Natural Gas, Hurricane Ida, Federal Reserve, Inflation – Talking Points
- Natural gas futures break out to a fresh 7-year high as supply remains constrained
- Fears over more permanent inflation amplified by rising commodity prices
- Large portion of US supply in the Gulf of Mexico remains offline following Hurricane Ida
Natural gas futures broke out to a fresh 7-year high on Wednesday as concerns over supply mount ahead of the transition to fall and winter months. With supply already at alarmingly low levels, the prospects of increased demand as temperatures cool during the fall months pushed Natural gas prices above $5.00 /MMBtu. The strong demand is being met head-on with supply limitations following the arrival of Hurricane Ida in the Gulf states. According to Bloomberg, roughly 78% of US gas production remains offline in the Gulf of Mexico region.

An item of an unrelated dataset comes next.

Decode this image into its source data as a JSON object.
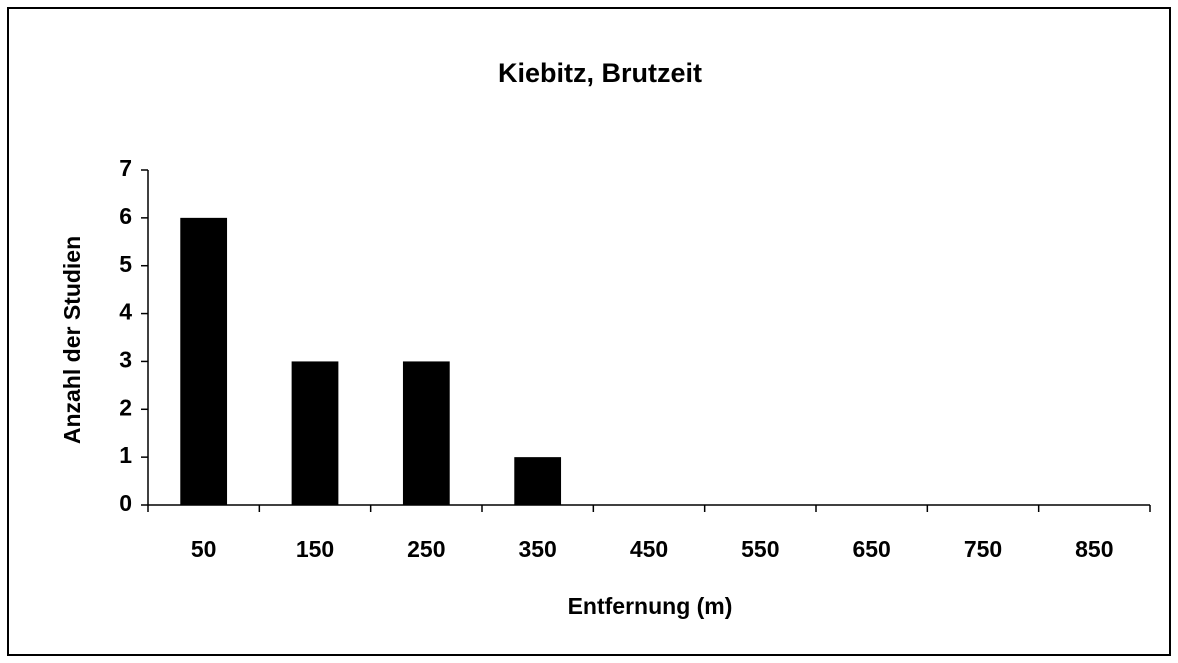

The steep rise in natural gas prices is just one of a myriad of factors driving the debate on inflation, as consumers once again wonder whether recent price increases are beginning to be more structural than transitory. Higher gas prices could present a significant challenge to the Fed’s goal of reviving the US economy, with soaring energy costs potentially limiting overall household spending. A sustained rise in energy prices may cause businesses to raise prices and/or wages in retaliation, putting additional pressure on the Federal Reserve’s view that recent price increases are merely “transitory.”
Natural Gas Futures 4-Hour Chart
Chart created with TradingView
The recent rise in natural gas prices comes as a result of fundamental supply constraints rather than a mere technical breakout. That said, the outlook remains constructive on both fronts for natural gas futures trading on the New York Mercantile Exchange (NYMEX). Following a swift breakout from the 0.786 Fibonacci level to test $5.00, prices have cooled slightly and sit around $4.92.
Given the constructive fundamental setup for natural gas prices, it would not be surprising to see a retest of $5.00 in the near-term despite the current contract already being “overbought” according to the daily RSI. Should there be a reprieve for prices, a retracement to the 0.786 Fib level at $4.776 could set natural gas up for another retest of the $5.00 level. Continuation of this move could see the 1.618 Fibonacci extension come into play at $5.69, with the 2014 high just beyond that at $6.493.